Amnesty raps Qatar’s 'repressive' migrant sponsorship system

Migrant workers eating during a break at a construction site in the Qatari capital Doha on December 06, 2016 (Photo by AFP)

Migrant laborers working on stadiums for the 2022 World Cup in Qatar are still subject to abuse and exploitation, Amnesty International says.

“It’s a year since Amnesty International exposed the exploitation of migrant workers who helped to build the Khalifa International Stadium, but abuses on Qatar 2022 sites have continued,” James Lynch, Amnesty’s deputy director of Global Issues Programme, said in a Thursday statement.

“Qatar’s World Cup organizers have placed special requirements on contractors that are supposed to stop this happening, but the reality is that workers on their sites still live under Qatar’s repressive sponsorship system, which gives employers powerful tools to abuse them,” Lynch added.
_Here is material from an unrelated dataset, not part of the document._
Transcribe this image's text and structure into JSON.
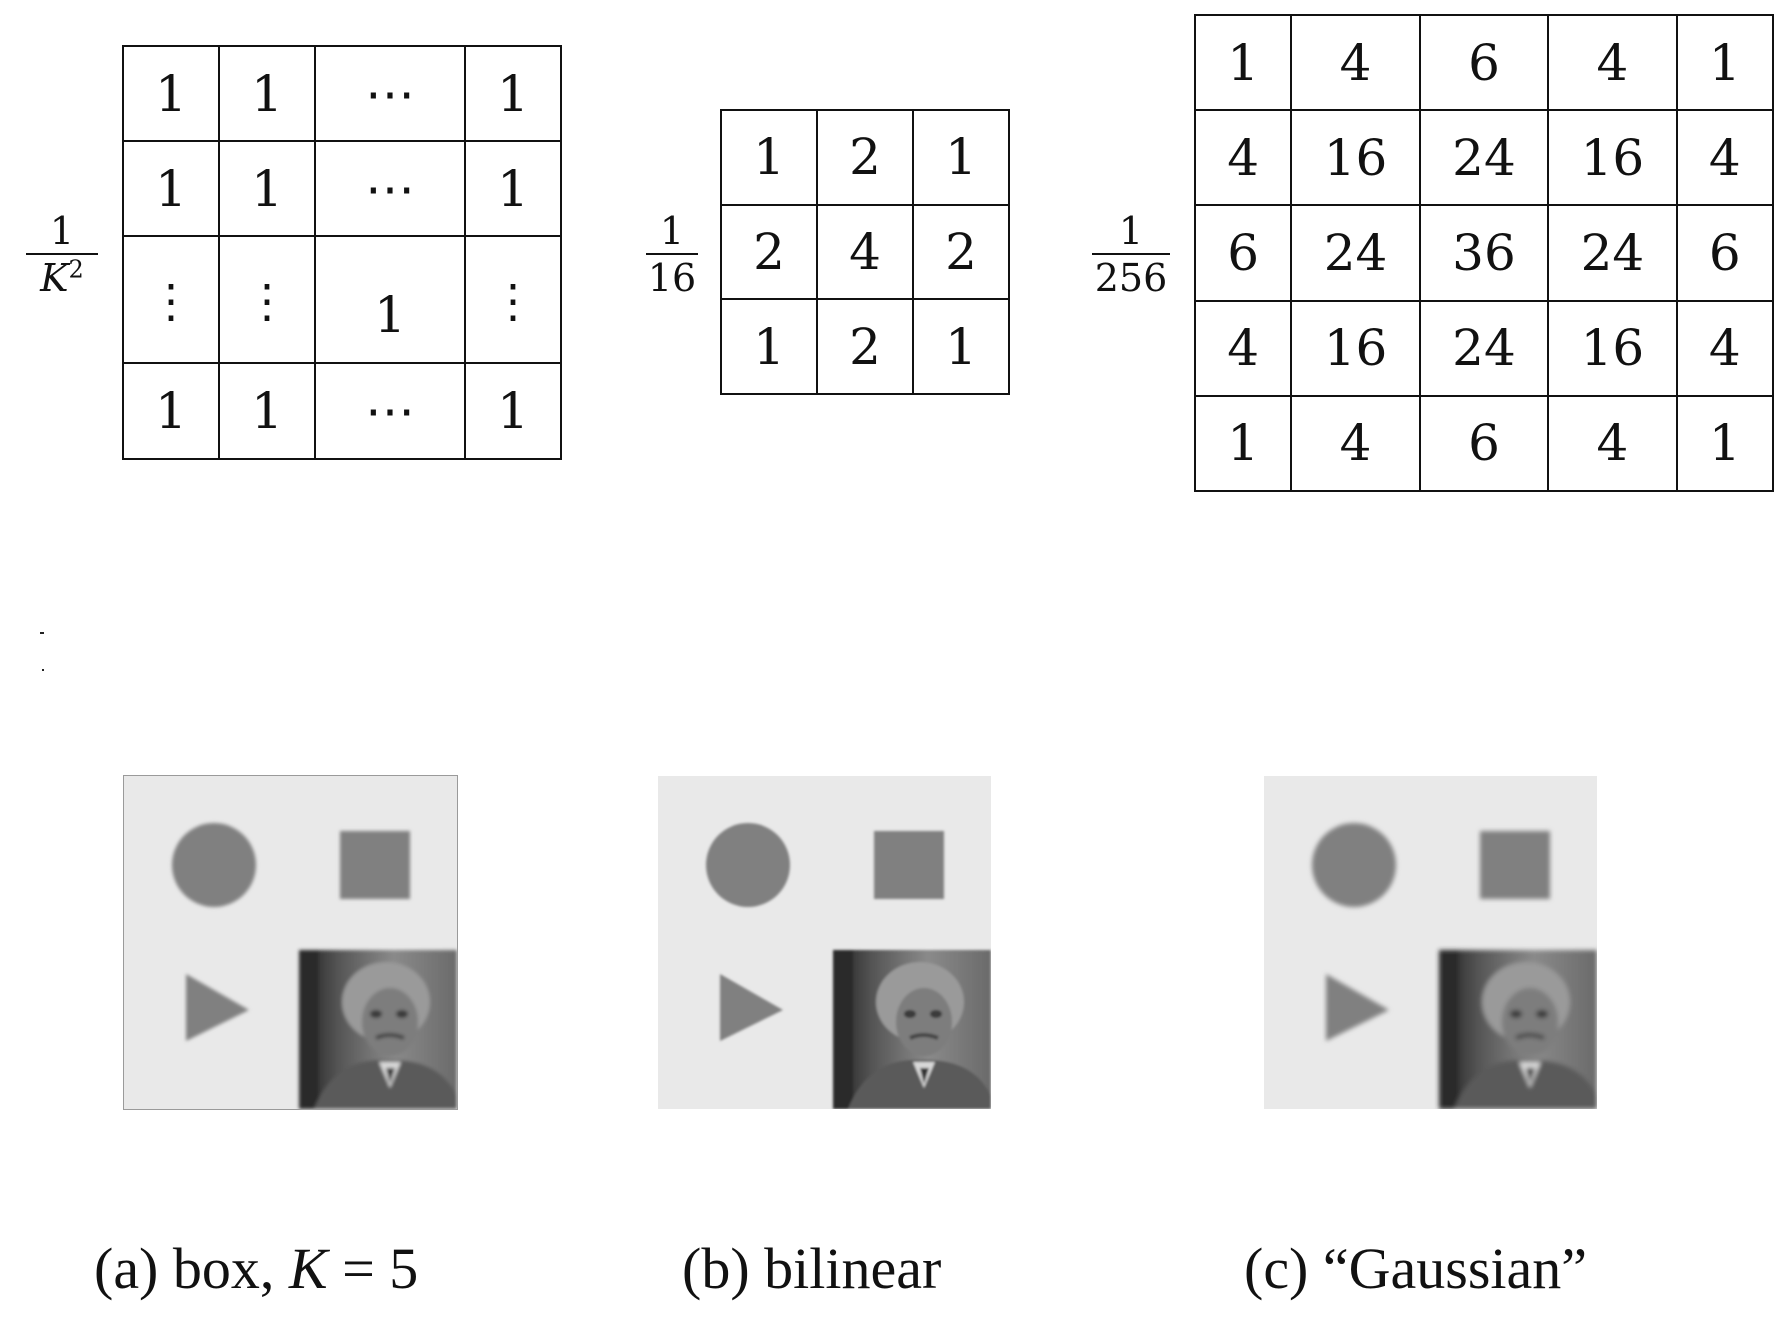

Doha introduced the Wage Protection System in November 2015 to ensure that wages were paid electronically. Under the new system, employers that do not comply with the law face fines or imprisonment. In addition, a law making it easier for the migrant workers to change jobs and leave the country came into effect in December last year.

However, activists and trade unions said earlier this year that the Persian Gulf state violated the new labor reform by refusing to allow scores of the foreign workers to return home. Moreover, thousands of the migrant workers remain unpaid months after being recruited.

The file photo shows a foreign worker climbing scaffolding at a stadium being built for the 2022 World Cup in Doha, Qatar. (Photo by AP)

“With hundreds of thousands more people being recruited to build and service at least seven more World Cup stadiums, along with the infrastructure to support the tournament, many more migrant workers are at serious risk over the next five years,” the Amnesty International official stated.

The 80,000-seat Lusail stadium, which is among at least eight venues for the 2022 World Cup, is due to host its first match -- the country’s Emir Cup final between Al Sadd and Al Rayyan -- on Friday.

Since becoming the World Cup 2022 host in 2010, Qatar has spent billions of dollars in city renovations such as a new airport, seaport and an underground train system. Hundreds of thousands of migrant workers have been recruited for the task and reportedly account for around 90 percent of the country's 2.2 million population.